JsonlString

class sources.JsonlString

Source reading data from line-delimited JSON strings using PyArrow.

sources.JsonlString.add_string(json_string)

Add data to the source.

sources.JsonlString.create(json_string=None, *, time_column, key_column, subsort_column=None, schema=None, grouping_name=None, time_unit=None)

Create a source reading from JSON strings.

Parameters:
  • json_string (Optional[str | BytesIO], default: None)

    The line-delimited JSON string to start from.

  • time_column (str)

    The name of the column containing the time.

  • key_column (str)

    The name of the column containing the key.

  • subsort_column (Optional[str], default: None)

    The name of the column containing the subsort.

    If not provided, the subsort will be assigned by the system.

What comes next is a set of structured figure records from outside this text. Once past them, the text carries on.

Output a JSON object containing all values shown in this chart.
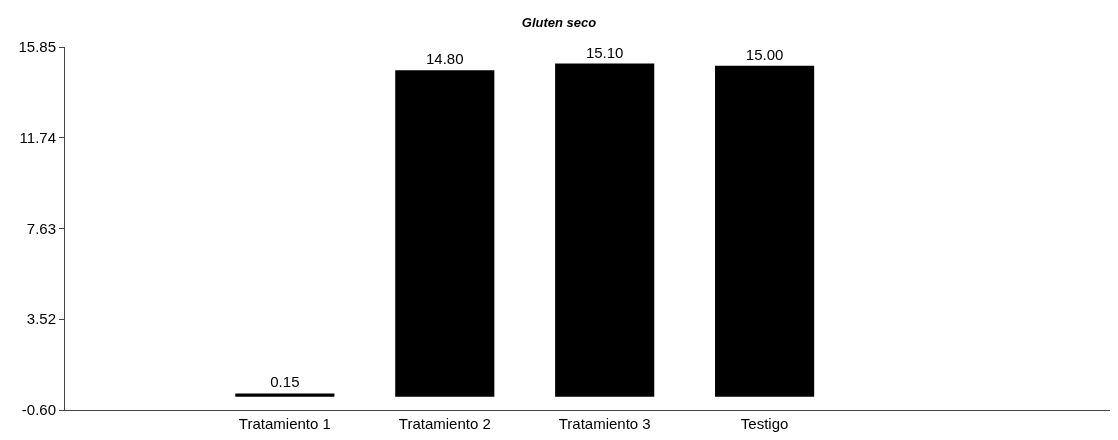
{
  "chart_data": {
    "type": "bar",
    "title": "Gluten seco",
    "categories": [
      "Tratamiento 1",
      "Tratamiento 2",
      "Tratamiento 3",
      "Testigo"
    ],
    "values": [
      0.15,
      14.8,
      15.1,
      15.0
    ],
    "value_labels": [
      "0.15",
      "14.80",
      "15.10",
      "15.00"
    ],
    "color": "#000000",
    "ylim": [
      -0.6,
      15.85
    ],
    "yticks": [
      {
        "value": -0.6,
        "label": "-0.60"
      },
      3.52,
      7.63,
      11.74,
      15.85
    ],
    "legend": false
  }
}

  • schema (Optional[Schema], default: None)

    The schema to use. If not provided, it will be inferred from the input.

  • grouping_name (Optional[str], default: None)

    The name of the group associated with each key.

    This is used to ensure implicit joins are only performed between data grouped

    by the same entity.

  • time_unit (Optional[TimeUnit], default: None)

    The unit of the time column. One of ns, us, ms, or s.

    If not specified (and not specified in the data), nanosecond will be assumed.